A definição dos nossos valores, na circunstância existencial, está sempre em causa. Nestas páginas, por vezes sóbrias e pessimistas, ninguém escapa aos seus espelhos, que ora distorcem a imagem, ora a diminuem. Entre nós nos Açores há sempre a tendência, algo despropositada, para comparar Vitorino Nemésio a outros grandes romancistas e contistas. Se Nemésio “retratou” uma pequena e medíocre burguesia em ascensão a meados do século passado aqui nas ilhas, João de Melo, em linguagens cruas e claras, como acontece em quase toda a grande arte literária, recriou a pobreza real e o espírito de uma determinada geografia, tanto na sua ilha natal, São Miguel, como depois em Lisboa e outras paragens retratadas na sua obra. Se toda a ficção parte de territórios íntimos, a verdade é que João de Melo foi, tem ido e continua a ir, ao universalismo da condição humana nas mais variadas nações ou culturas, principalmente desde o Arquipélago ao Canadá, à Europa e à África – destinos principais da salvação histórica ou da nossa tragédia nos tempos em que este país era governado pelo piorio da política, da economia e da finança. Se a obra continua sem data e se mantém intemporal, isso só reconfirma a sua grandeza.
Edmund Wilson, o grande crítico americano do século passado, dizia que o que mais distinguiria a prosa moderna (agora pós-moderna) seria a poetização que até então era esperada no seu género mais próprio.
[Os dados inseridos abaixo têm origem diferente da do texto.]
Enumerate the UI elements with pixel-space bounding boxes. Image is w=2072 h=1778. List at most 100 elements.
João de Melo foi sempre esse escritor que entende a alma humana na sua condição contraditória. Uma vez mais tal acontece, em estado que nunca deixa de ser ambíguo, pelo menos entre as personagens e protagonistas mais conscientes dos seus dias e do seu ser. Já muito escreveu este autor após a edição inicial destes contos. Nunca, porém, deixou de nos ver a nós de um modo com tanto de trágico como de heroico. A sua obra está marcada por essa temática e pelo estilo das suas linguagens – categorizada como grande literatura. Nessa continuidade há como que uma visão algo obsessiva do que entende ser a nossa vivência solitária, insular, num mundo em caos contínuo e talvez perpétuo.
Resta dizer que muita da obra de João de Melo se encontra traduzida em vários países e línguas: Espanha, França, Itália, Holanda, Roménia, Bulgária, Alemanha, México, Colômbia, Croácia e Estados Unidos. Happy People In Tears (Gente Feliz com Lágrimas), o seu romance mais conhecido (agora a celebrar 30 anos de publicação) foi traduzido na América por Elizabeth Lowe, antiga colega nas aulas de Gregory Rabassa em Nova Iorque da minha mulher Adelaide Freitas (recentemente falecida), que também escreveria uma das primeiras séries de ensaios que depois foram reunidos no livro João de Melo e a Literatura Açoriana, publicado pela Dom Quixote em 1993. São poucos os autores portugueses da nossa modernidade que desfrutaram de tanta atenção em Portugal e no estrangeiro. Isso fala por si, quanto à grandeza da sua escrita e de um percurso literário com tanta consistência e lealdade às suas múltiplas geografias de afinidades eletivas.
___
João de Melo, As Coisas da Alma e Outras Histórias em Conto, Lisboa, D. Quixote/LeYa, 2018. Publicado no Açoriano Oriental, 30 de Novembro, 2018.